14 lutego odbyła się pikieta pod jednym z oddziałów Wielkopolskiego Banku Spółdzielczego, znanego lepiej pod nazwą NeoBank. Udział w proteście wzięło ponad 50 osób, głównie lokatorów z Wielkopolskiego Stowarzyszenia Lokatorów oraz działaczy i działaczek Federacji Anarchistycznej. Żądano, aby bank zaprzestał finansowania „czyścicieli kamienic”. Oddział banku został zamknięty na godzinę przed rozpoczęciem protestu. Więcej tutaj.

WSL rozpoczyna w lutym 2013 interwencje w sprawie właściciela kamienicy przy ulicy Sczanieckiej 1, który siłą eksmitował 65. letnią kobietę. Pod jej nieobecności wymieniono zamki i wywieziono wszystkie prywatne rzeczy: meble, wyposażenie mieszkania, przedmioty osobistego użytku. Lokatorka zgłosiła się po pomoc do Wielkopolskiego Stowarzyszenia Lokatorów. Sprawą zajęły się poznańskie media. Po opublikowaniu artykułu w jednym z dzienników, przedstawiciele właściciela zaczęli twierdzić, że lokatorka sama opuściła lokum, a jej rzeczy zostały tylko zabezpieczone. Gazecie grożono konsekwencjami prawnymi. W czerwcu 2013 roku sąd przyznał rację wysiedlonej lokatorce i przywrócił posiadanie. O sprawie tej wielokrotnie pisaliśmy na naszej stronie internetowej m.in. tutaj.

Marzec
Narastający w mieście kryzys zaczęły zauważać nowe grupy mieszkańców. Dezaprobatę dla działań czyścicieli, którzy obracali się w tzw. środowisku kultury, wyrazili m.in. członkowie Otwartego Forum Kultury (OFK). Poznańscy artyści, skupieni wokół forum, aby pomóc ofiarom czyszczenia kamienic, zorganizowali różne wydarzenia towarzyszące publicznej zbiórce funduszy na obronę prawną lokatorów. Zbiórka zorganizowana przez WSL pod hasłem „Solidarni z Lokatorami” zrealizowana została w postaci dwóch głównych wydarzeń: od 14 do 17 marca odbył się szereg imprez w poznańskich teatrach i pubach. Drugą dużą odsłoną zbiórki, 18 grudnia, były wydarzenia artystyczne w Teatrze Ósmego Dnia. Dzięki tej inicjatywie możliwe było sfinansowanie procesu o tzw. stalking, czyli uporczywe nękanie.

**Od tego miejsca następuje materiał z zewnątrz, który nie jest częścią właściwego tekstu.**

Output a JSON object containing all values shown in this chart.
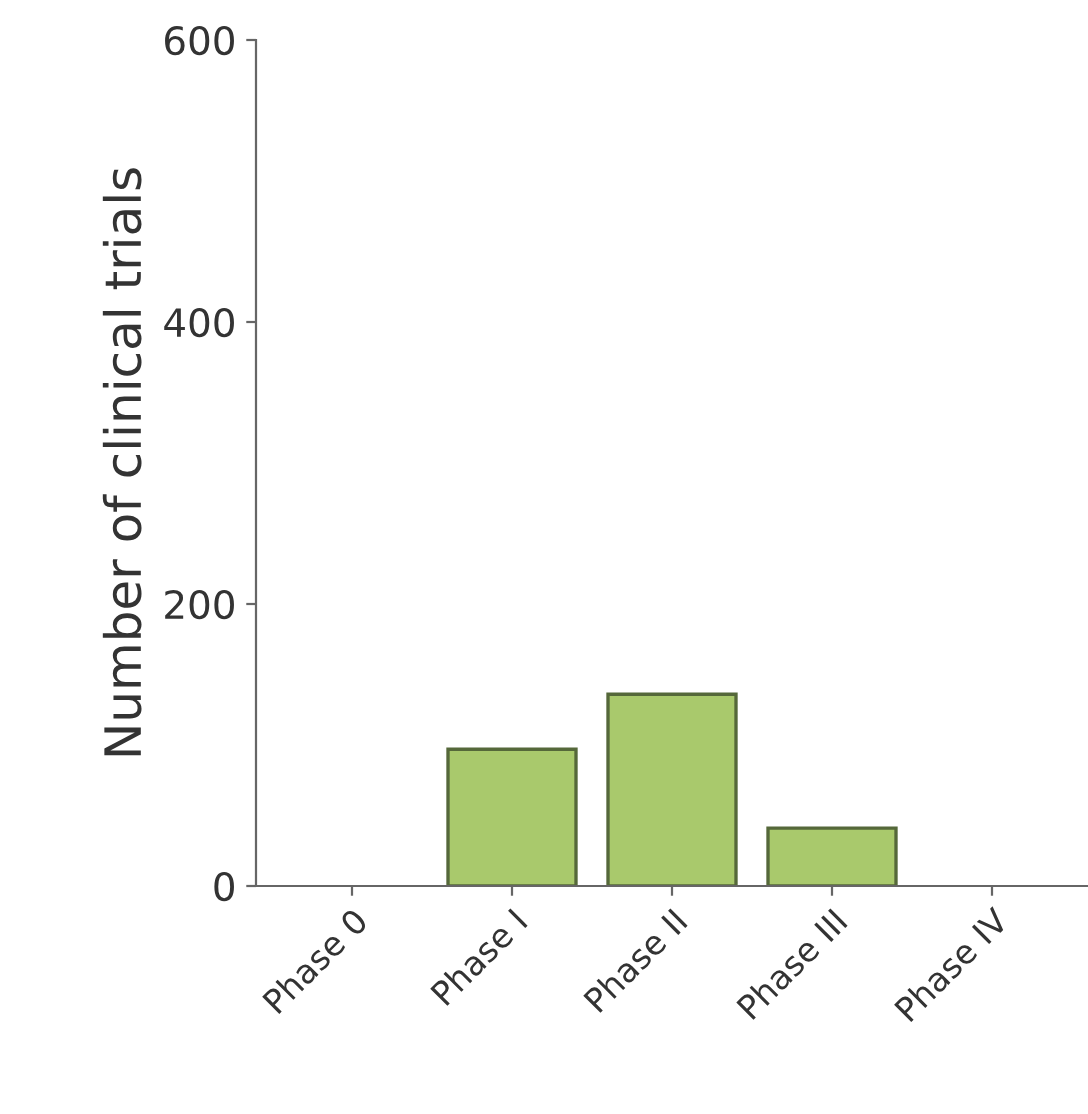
{
  "chart_data": {
    "type": "bar",
    "ylabel": "Number of clinical trials",
    "categories": [
      "Phase 0",
      "Phase I",
      "Phase II",
      "Phase III",
      "Phase IV"
    ],
    "values": [
      0,
      97,
      136,
      41,
      0
    ],
    "color": "#a9c96c",
    "ylim": [
      0,
      600
    ],
    "yticks": [
      0,
      200,
      400,
      600
    ],
    "grid": false
  }
}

W marcu też prokuratura przedstawiła zarzuty „czyścicielom kamienic”. Oskarżeni zostali m.in. Piotr Śruba i Paweł Żukowski (proces ostatecznie ruszył 26 czerwca), właściciele spółki zawodowo zajmującej się intratnym biznesem wysiedlania ludzi na zlecenia banków i prywatnych firm. Jednakże przepis określający stalking pojawił się w polskim prawie dopiero w roku 2011. Dlatego kilkudziesięciu lokatorów jedynie z 5 - spośród kilkunastu - kamienic mogło zostać oskarżycielami posiłkowymi jako osoby poszkodowane. Byli mieszkańcy budynków czyszczonych przed 2011 rokiem nie mogli dochodzić sprawiedliwości przed sądem.

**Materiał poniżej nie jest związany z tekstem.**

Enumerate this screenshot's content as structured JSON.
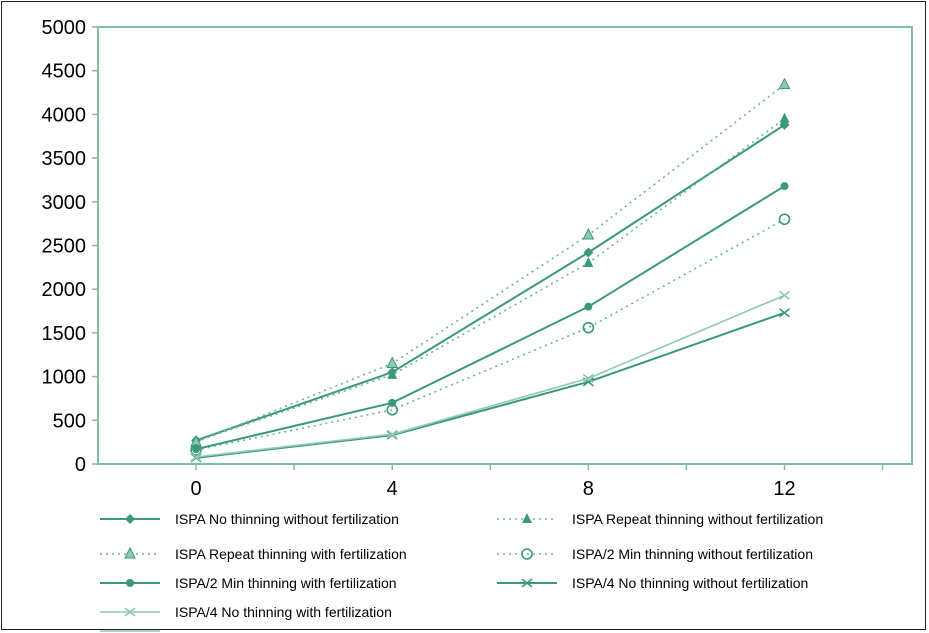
{
  "chart_data": {
    "type": "line",
    "title": "",
    "xlabel": "",
    "ylabel": "",
    "x": [
      0,
      4,
      8,
      12
    ],
    "xlim": [
      -2,
      14.6
    ],
    "ylim": [
      0,
      5000
    ],
    "x_ticks": [
      "0",
      "4",
      "8",
      "12"
    ],
    "y_ticks": [
      "0",
      "500",
      "1000",
      "1500",
      "2000",
      "2500",
      "3000",
      "3500",
      "4000",
      "4500",
      "5000"
    ],
    "grid": false,
    "legend_position": "bottom",
    "series": [
      {
        "name": "ISPA No thinning without fertilization",
        "values": [
          270,
          1050,
          2420,
          3880
        ],
        "style": "solid",
        "marker": "diamond"
      },
      {
        "name": "ISPA Repeat thinning without fertilization",
        "values": [
          260,
          1020,
          2300,
          3950
        ],
        "style": "dotted",
        "marker": "triangle"
      },
      {
        "name": "ISPA Repeat thinning with fertilization",
        "values": [
          250,
          1150,
          2620,
          4340
        ],
        "style": "dotted",
        "marker": "triangle-open"
      },
      {
        "name": "ISPA/2 Min thinning without fertilization",
        "values": [
          160,
          620,
          1560,
          2800
        ],
        "style": "dotted",
        "marker": "circle-open"
      },
      {
        "name": "ISPA/2 Min thinning with fertilization",
        "values": [
          170,
          700,
          1800,
          3180
        ],
        "style": "solid",
        "marker": "circle"
      },
      {
        "name": "ISPA/4 No thinning without fertilization",
        "values": [
          70,
          330,
          940,
          1730
        ],
        "style": "solid",
        "marker": "x"
      },
      {
        "name": "ISPA/4 No thinning with fertilization",
        "values": [
          80,
          340,
          980,
          1930
        ],
        "style": "solid-light",
        "marker": "x"
      }
    ],
    "colors": {
      "line_dark": "#3a9a78",
      "line_light": "#8fc9b1",
      "dotted": "#6db496",
      "axis": "#7fbf9f",
      "frame": "#222222"
    }
  }
}
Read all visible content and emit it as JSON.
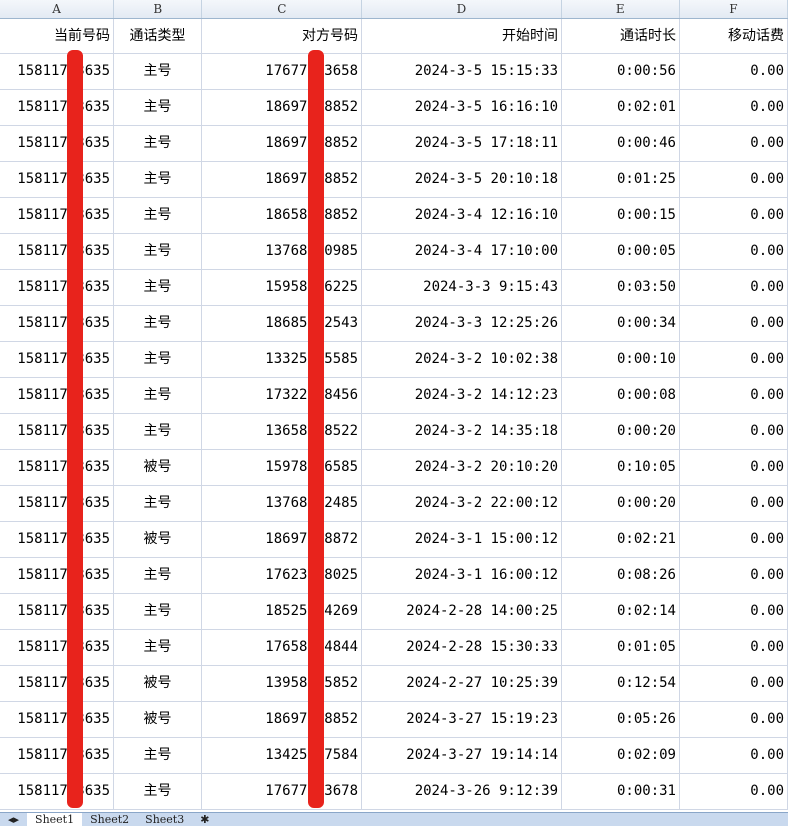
{
  "columns": [
    "A",
    "B",
    "C",
    "D",
    "E",
    "F"
  ],
  "headers": [
    "当前号码",
    "通话类型",
    "对方号码",
    "开始时间",
    "通话时长",
    "移动话费"
  ],
  "rows": [
    [
      "15811753635",
      "主号",
      "17677123658",
      "2024-3-5 15:15:33",
      "0:00:56",
      "0.00"
    ],
    [
      "15811753635",
      "主号",
      "18697378852",
      "2024-3-5 16:16:10",
      "0:02:01",
      "0.00"
    ],
    [
      "15811753635",
      "主号",
      "18697378852",
      "2024-3-5 17:18:11",
      "0:00:46",
      "0.00"
    ],
    [
      "15811753635",
      "主号",
      "18697378852",
      "2024-3-5 20:10:18",
      "0:01:25",
      "0.00"
    ],
    [
      "15811753635",
      "主号",
      "18658548852",
      "2024-3-4 12:16:10",
      "0:00:15",
      "0.00"
    ],
    [
      "15811753635",
      "主号",
      "13768250985",
      "2024-3-4 17:10:00",
      "0:00:05",
      "0.00"
    ],
    [
      "15811753635",
      "主号",
      "15958426225",
      "2024-3-3 9:15:43",
      "0:03:50",
      "0.00"
    ],
    [
      "15811753635",
      "主号",
      "18685562543",
      "2024-3-3 12:25:26",
      "0:00:34",
      "0.00"
    ],
    [
      "15811753635",
      "主号",
      "13325545585",
      "2024-3-2 10:02:38",
      "0:00:10",
      "0.00"
    ],
    [
      "15811753635",
      "主号",
      "17322538456",
      "2024-3-2 14:12:23",
      "0:00:08",
      "0.00"
    ],
    [
      "15811753635",
      "主号",
      "13658568522",
      "2024-3-2 14:35:18",
      "0:00:20",
      "0.00"
    ],
    [
      "15811753635",
      "被号",
      "15978166585",
      "2024-3-2 20:10:20",
      "0:10:05",
      "0.00"
    ],
    [
      "15811753635",
      "主号",
      "13768252485",
      "2024-3-2 22:00:12",
      "0:00:20",
      "0.00"
    ],
    [
      "15811753635",
      "被号",
      "18697398872",
      "2024-3-1 15:00:12",
      "0:02:21",
      "0.00"
    ],
    [
      "15811753635",
      "主号",
      "17623568025",
      "2024-3-1 16:00:12",
      "0:08:26",
      "0.00"
    ],
    [
      "15811753635",
      "主号",
      "18525534269",
      "2024-2-28 14:00:25",
      "0:02:14",
      "0.00"
    ],
    [
      "15811753635",
      "主号",
      "17658474844",
      "2024-2-28 15:30:33",
      "0:01:05",
      "0.00"
    ],
    [
      "15811753635",
      "被号",
      "13958265852",
      "2024-2-27 10:25:39",
      "0:12:54",
      "0.00"
    ],
    [
      "15811753635",
      "被号",
      "18697378852",
      "2024-3-27 15:19:23",
      "0:05:26",
      "0.00"
    ],
    [
      "15811753635",
      "主号",
      "13425567584",
      "2024-3-27 19:14:14",
      "0:02:09",
      "0.00"
    ],
    [
      "15811753635",
      "主号",
      "17677123678",
      "2024-3-26 9:12:39",
      "0:00:31",
      "0.00"
    ]
  ],
  "sheet_tabs": [
    "Sheet1",
    "Sheet2",
    "Sheet3"
  ],
  "redaction_color": "#e8231c"
}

28 marca kilkunastu działaczy i działaczek Wielkopolskiego Stowarzyszenia Lokatorów i Federacji Anarchistycznej zjawiło się w Urzędzie Wojewódzkim. Obdarowali oni wojewodę Piotra Florka zeschniętą, ale wciąż przystrojoną choinką przypominającą, że nie dotrzymał on deklaracji złożonych w grudniu ubiegłego roku lokatorom kamienicy przy ulicy Stolarskiej. Z okrzykiem: „Od wojewody żądamy wody” protestujący weszli do budynku i zostawili podarunek przy drzwiach do gabinetu wojewody. Czytaj tutaj.

Kwiecień
4 kwietnia przed siedzibą Zarządu Komunalnych Zasobów Lokalowych odbyła się pikieta protestacyjna. Kilkunastu działaczy i działaczek Wielkopolskiego Stowarzyszenia Lokatorów oraz Federacji Anarchistycznej domagało się lokali socjalnych dla osób nękanych przez „czyścicieli kamienic”. Lista osób, którym powinno się przyznać w trybie pilnym mieszkania socjalne jest długa, a miasto w dalszym ciągu nie odpowiada na potrzeby mieszkańców. Jednym ze sposobów było utrzymywanie zbyt restrykcyjnych zasad przyznawania lokali komunalnych.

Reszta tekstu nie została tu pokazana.